Little Red-Cap, however, had been running about picking flowers, and when she had gathered so many that she could carry no more, she remembered her grandmother, and set out on the way to her.

She was surprised to find the cottage-door standing open, and when she went into the room, she had such a strange feeling that she said to herself, "Oh dear! how uneasy I feel today, and at other times I like being with grandmother so much."

She called out, "Good morning," but received no answer; so she went to the bed and drew back the curtains. There lay her grandmother with her cap pulled far over her face, and looking very strange.

"Oh! grandmother," she said, "what big ears you have!"

"The better to hear you with, my child," was the reply.

"But, grandmother, what big eyes you have!" she said.

"The better to see you with, my dear."

"But, grandmother, what large hands you have!"

"The better to hug you with."

"Oh! but, grandmother, what a terrible big mouth you have!"

"The better to eat you with!"

And scarcely had the wolf said this, than with one bound he was out of bed and swallowed up Red-Cap.

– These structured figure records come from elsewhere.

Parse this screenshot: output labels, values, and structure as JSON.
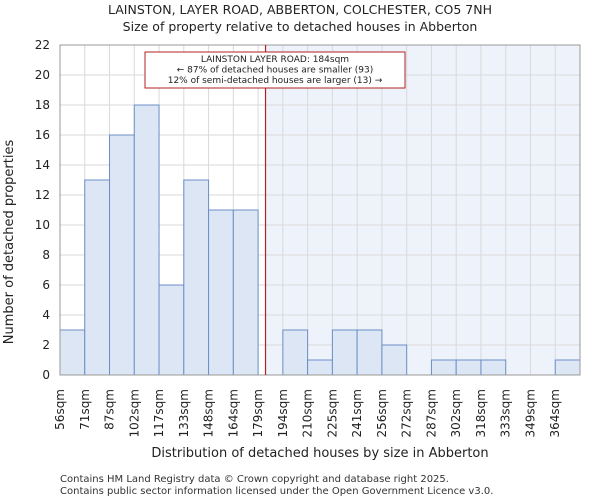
{
  "chart_data": {
    "type": "bar",
    "title": "LAINSTON, LAYER ROAD, ABBERTON, COLCHESTER, CO5 7NH",
    "subtitle": "Size of property relative to detached houses in Abberton",
    "xlabel": "Distribution of detached houses by size in Abberton",
    "ylabel": "Number of detached properties",
    "categories": [
      "56sqm",
      "71sqm",
      "87sqm",
      "102sqm",
      "117sqm",
      "133sqm",
      "148sqm",
      "164sqm",
      "179sqm",
      "194sqm",
      "210sqm",
      "225sqm",
      "241sqm",
      "256sqm",
      "272sqm",
      "287sqm",
      "302sqm",
      "318sqm",
      "333sqm",
      "349sqm",
      "364sqm"
    ],
    "values": [
      3,
      13,
      16,
      18,
      6,
      13,
      11,
      11,
      0,
      3,
      1,
      3,
      3,
      2,
      0,
      1,
      1,
      1,
      0,
      0,
      1
    ],
    "ylim": [
      0,
      22
    ],
    "yticks": [
      0,
      2,
      4,
      6,
      8,
      10,
      12,
      14,
      16,
      18,
      20,
      22
    ],
    "grid": true,
    "property_marker": {
      "value_index": 8.3,
      "color": "#b22222"
    },
    "annotation": {
      "line1": "LAINSTON LAYER ROAD: 184sqm",
      "line2": "← 87% of detached houses are smaller (93)",
      "line3": "12% of semi-detached houses are larger (13) →"
    },
    "colors": {
      "bar_fill": "#dce6f4",
      "bar_stroke": "#6b8fc7",
      "highlight_bg": "#eef2fa",
      "grid": "#d9d9d9",
      "marker": "#b22222"
    }
  },
  "footer": {
    "line1": "Contains HM Land Registry data © Crown copyright and database right 2025.",
    "line2": "Contains public sector information licensed under the Open Government Licence v3.0."
  }
}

When the wolf had appeased his appetite, he lay down again in the bed, fell asleep and began to snore very loud. The huntsman was just passing the house, and thought to himself, "How the old woman is snoring! I must just see if she wants anything."

So he went into the room, and when he came to the bed, he saw that the wolf was lying in it.

"Do I find you here, you old sinner!" said he. "I have long sought you!" Then just as he was going to fire at him, it occurred to him that the wolf might have devoured the grandmother, and that she might still be saved, so he did not fire, but took a pair of scissors, and began to cut open the stomach of the sleeping wolf. When he had made two snips, he saw the little Red-Cap shining, and then he made two snips more, and the little girl sprang out, crying, "Ah, how frightened I have been! How dark it was inside the wolf;" and after that the aged grandmother came out alive also, but scarcely able to breathe. Red-Cap, however, quickly fetched great stones with which they filled the wolf's body, and when he awoke, he wanted to run away, but the stones were so heavy that he fell down at once, and fell dead.

Then all three were delighted. The huntsman drew off the wolf's skin and went home with it; the grandmother ate the cake and drank the wine which Red-Cap had brought, and revived, but Red-Cap thought to herself, "As long as I live, I will never by myself leave the path, to run into the wood, when my mother has forbidden me to do so."

It is also related that once when Red-Cap was again taking cakes to the old grandmother, another wolf spoke to her, and tried to entice her from the path. Red-Cap, however, was on her guard, and went straight forward on her way, and told her grandmother that she had met the wolf, and that he had said "good-morning" to her, but with such a wicked look in his eyes, that if they had not been on the public road she was certain he would have eaten her up.

"Well," said the grandmother, "we will shut the door, that he may not come in."

Soon afterwards the wolf knocked, and cried, "Open the door, grandmother, I am little Red-Cap, and am fetching you some cakes."

But they did not speak, or open the door, so the grey-beard stole twice or thrice round the house, and at last jumped on the roof, intending to wait till Red-Cap went home in the evening, and then to steal after her and devour her in the darkness. But the grandmother saw what was in his thoughts. In front of the house was a great stone trough, so she said to the child, "Take the pail, Red-Cap; I made some sausages yesterday, so carry the water in which I boiled them to the trough." Red-Cap carried till the great trough was quite full. Then the smell of the sausages reached the wolf, and he sniffed and peeped down, and at last stretched out his neck so far that he could no longer keep his footing and began to slip, and slipped down from the roof straight into the great trough, and was drowned. But Red-Cap went joyously home, and never did anything to harm anyone.